Quella di ieri, però, è la giornata del Pd di sempre, quello dove le correnti fanno e disfano i segretari, dove le riunioni si possono organizzare in posti in cui le strutture ricettive sono poche e i cellulari prendono male, perché fa tradizione. Esordisce venerdì Marco Sarracino a dire alla segretaria che serve “più partito”. Insieme a Sandro Ruotolo è quello che si è opposto maggiormente a Piero De Luca segretario in Campania. Dice l’europarlamentare: “Il punto non è la quantità del consenso, ma la qualità del consenso”. Orlando nel suo intervento traccia la linea. Nettissimo e durissimo nella sostanza: “Non siamo qui per condizionare, se non nella misura in cui un partito condiziona perché il dibattito ‘deve’ condizionare”. E dunque: “Promuoviamo un’assemblea”. Insomma, il Pd deve discutere. L’investitura è implicita e condizionata: “Su chi sia il volto migliore a incarnare la leadership del centrosinistra possiamo avere opinioni diverse” ma su quale sia la forza che deve guidare il centrosinistra, “le energie che sono qui rispondono con grande chiarezza”.

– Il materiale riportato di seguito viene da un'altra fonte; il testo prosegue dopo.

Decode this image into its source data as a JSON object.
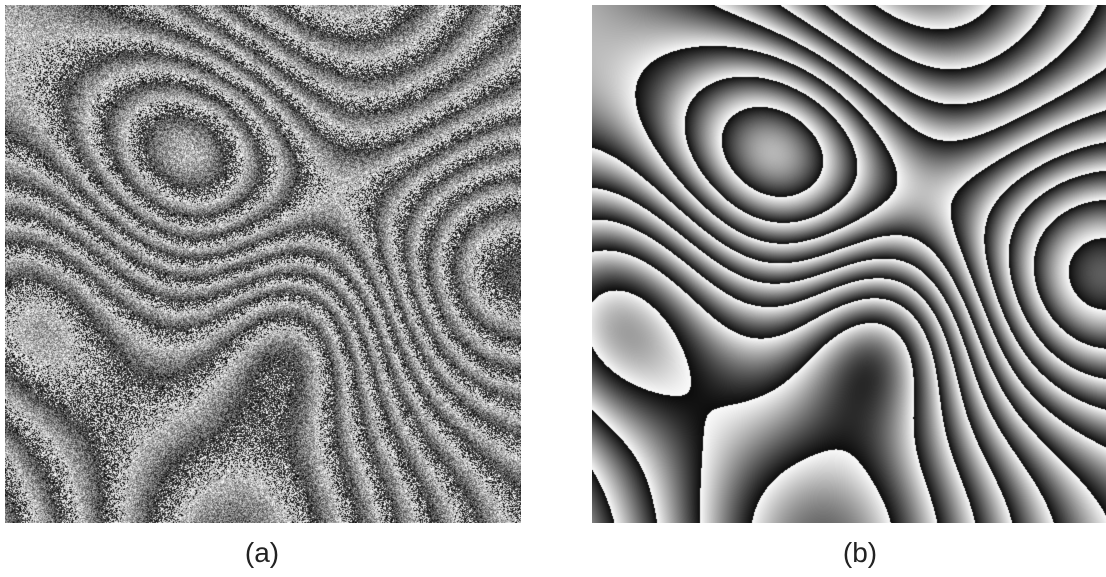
{
  "panels": [
    {
      "id": "a",
      "label": "(a)",
      "kind": "noisy-wrapped-phase-fringes"
    },
    {
      "id": "b",
      "label": "(b)",
      "kind": "filtered-wrapped-phase-fringes"
    }
  ],
  "colors": {
    "background": "#ffffff",
    "caption_text": "#222222"
  }
}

L’Assemblea. Dovrebbe essere il 13 o il 14 dicembre, potrebbe slittare a gennaio. Perché sarà la sede in cui si allarga la maggioranza all’area Bonaccini, si stabilisce un percorso per le Politiche, coalizione compresa, magari si studiano primarie per non penalizzare la segretaria. Una sorta di congresso. Ma poi il congresso è di fatto già in corso e Montepulciano ne è una parte. Il dibattito sulla premiership è esploso. Roberto Speranza dice al Fatto: “Conte deve fare il suo. Bisogna sommare le diversità: più Conte è diverso da noi, meglio è. Deve giocare la sua partita”. Poi pure lui detta le condizioni alla segretaria: “Le primarie sono una buona strada. Elly deve andare avanti, ma serve più apertura, più partecipazione, più territori”. Sulla stessa linea anche Franceschini. Il “se” e il “ma” sono fondamentali.
Non manca la contro-programmazione: a Prato Lorenzo Guerini, Simona Malpezzi, Filippo Sensi, Giorgio Gori riuniscono la destra dem. Significativa la presenza di tre signori delle preferenze in Toscana: Antonio Mazzeo, Branda Barnini, Matteo Biffoni a ricordare a Schlein che pure in quella Regione ha bisogno di loro. A Montepulciano, però, arrivano anche Anna Ascani e Marco Meloni, come Dario Nardella e Gianni Cuperlo. Pezzi di partito che spuntano, insieme a molti quadri locali, che da tempo non si vedevano. A ricordare a Schlein che nei territori il Pd non è nelle sue mani. Nei tre giorni le presenze arriveranno a mille. E poi, ci sono i segretari della Cgil e della Uil, Maurizio Landini, e Pierpaolo Bombardieri, il vicepresidente di Confindustria Maurizio Marchesin. Oggi interverranno i tre capigruppo (Francesco Boccia, Chiara Braga, Nicola Zingaretti) e i tre “nuovi” volti di punta delle tre correnti di maggioranza: Speranza, Peppe Provenzano e Michela De Biase. Chiude Schlein. A meno di sorprese, più per marcare il territorio che per fare grandi annunci sul percorso futuro.